O futebol e a psicologia

Recentemente, mais um vez, atletas do futebol brasileiro compartilharam suas questões emocionais e de saúde mental. Estou me referindo ao Richarlison e ao Danilo.

O futebol e a psicologia

É importante para toda a sociedade quando atletas brasileiros, principalmente, do futebol que tem grande penetração em todas classes sociais comentarem abertamente sobre suas vulnerabilidades, sobre sua saúde mental e principalmente, sobre a importância de procurar auxilio psicológico especializado.

Nos últimos dias, Richarlison, atacante do Tottenham e da seleção brasileira com passagens pelo Fluminense, Watford e Everton, comentou em entrevista:

“Os jogadores precisam procurar um psicólogo. Antes eu tinha preconceito porque na roça onde eu morei é assim.”
“Me sinto 100% aliviado, posso desabafar e falar tudo com a minha psicóloga.”
“Às vezes a lesão e eu não sabia o porque, eu sempre tava preparado, treinando bem e vinha uma lesões nada a ver”.
“Os médicos me perguntaram se eu estava com problema em casa, com namorada, família. Eles pediram para eu procurar um psicólogo”.


Outro importante atleta a comentar sobre saúde mental poucos dias atrás, no canal do youtube, “A Casa do Saber” foi, Danilo, atualmente jogando na Juventus de Turim, a 10 anos figurando na seleção brasileira de futebol, com passagens pelo América-MG, Santos, Real Madrid, Porto e Manchester City. Portanto, um atleta de nível altíssimo com muita experiência e uma carreira em grandes clubes pelo mundo.

“A depressão e a ansiedade podem levar a inúmeras consequências negativas na vida daqueles que as enfrentam. Essas patologias estão presentes em todos os setores da sociedade, e no mundo do esporte não é diferente.
Os atletas, na maioria das vezes, são vistos como ‘super-heróis’, mas eles também lidam com emoções, sentimentos, problemas pessoais e frustrações”.

“É muito difícil que alguém esteja rendendo na sua máxima produtividade se a vida estiver ‘bagunçada’. Se a mente não conseguir administrar, da melhor maneira, todos os pontos da vida, isso certamente refletirá no desempenho dentro de campo. A psicologia vem para acalmar as nossas inquietudes”.

“Muitos atletas se perdem durante o caminho, pois o futebol tem o poder de proporcionar uma rápida mudança na vida dos jogadores, não só no aspecto financeiro, mas também em ternos de visibilidade e de pressão.”

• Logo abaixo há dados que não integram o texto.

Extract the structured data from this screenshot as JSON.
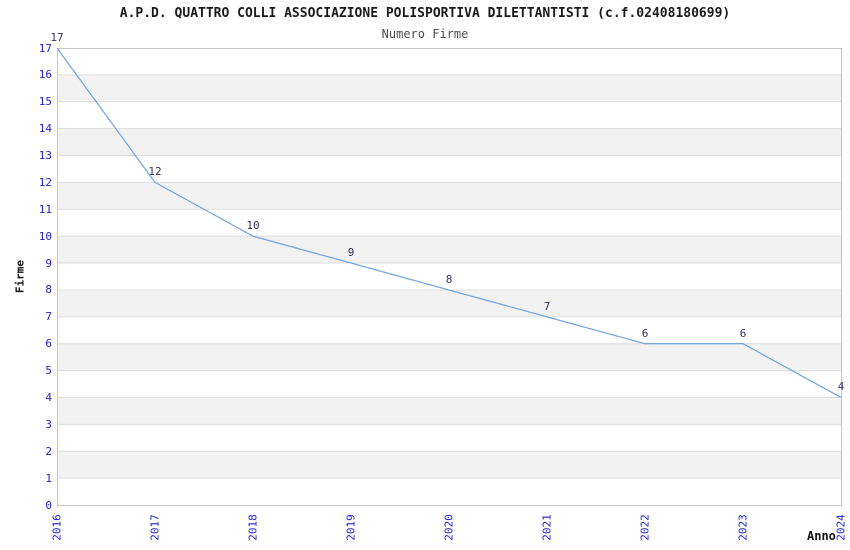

Acredito sim que os profissionais de psicologia precisam estar disponíveis nos clubes para trabalhar. Entretanto, não deveria ser uma obrigatoriedade; isso depende mais de uma conscientização da comunidade futebolística. A partir, desse conscientização , creio que as coisas tendem a melhorar de forma mais orgânica, o que geralmente perdura mais do que quando é imposta e obrigatória.”

Outros casos

Vale relembrar que outras pessoas do mundo do futebol num passado recente já falaram sobre questões envolvendo sua saúde mental. É o caso do Ronaldo Nazário, em entrevistas e em um documentário sobre a sua carreira:

“Queria nessa época entender muito mais sobre saúde mental, porque teria me tratado e teria sido muito bom pra mim. Talvez o episódio de 98 não tivesse acontecido se tivesse um tratamento e um acompanhamento psicológico diário ou semanal. Acho que a única explicação que tenho sobre o episódio de 98 é esse estresse emocional absurdo que é uma Copa do Mundo”.

“Sempre tentava me isolar do mundo e tentar fazer meu melhor nos treinos, me isolar dos holofotes, porque era inevitável. Eu tinha que manter a minha concentração, meu foco. E não entendia absolutamente nada sobre saúde mental, que não era um assunto comentado na época. Tinham psicólogos nos clubes, mas eram mais motivacionais, não pra tratar uma pressão em cima de um atleta em um momento crucial como a Copa do Mundo”.



Thiago Ribeiro, atacante atuante atualmente com 38 anos, com passagens por grandes clubes brasileiros, como: São Paulo, Santos, Atlético-MG, Cruzeiro, entre outros, relatou diversas vezes sobre como enfrentou a depressão:

Essa foi a partida mais difícil que joguei, não digo na carreira, mas na vida. Essa depressão e opressão que passei na minha carreira não me afetou apenas no lado profissional, me atrapalhou em todas as áreas da minha vida

“Na época eu fui muito amparado pelos clubes, o Santos principalmente. Depois passei pelo Atlético-MG, Bahia e depois retornei ao Santos. Eu só falava o básico, não me abria muito sobre como estava. Eu tinha receio de as pessoas não entenderem, pensarem que estava de má vontade. Não é algo tão superficial para resolver, muitas vezes você jogando em alto nível, recebendo um bom salário e não entendem como pode estar tendo problema, não treinar um dia, não jogar, ficar afastado.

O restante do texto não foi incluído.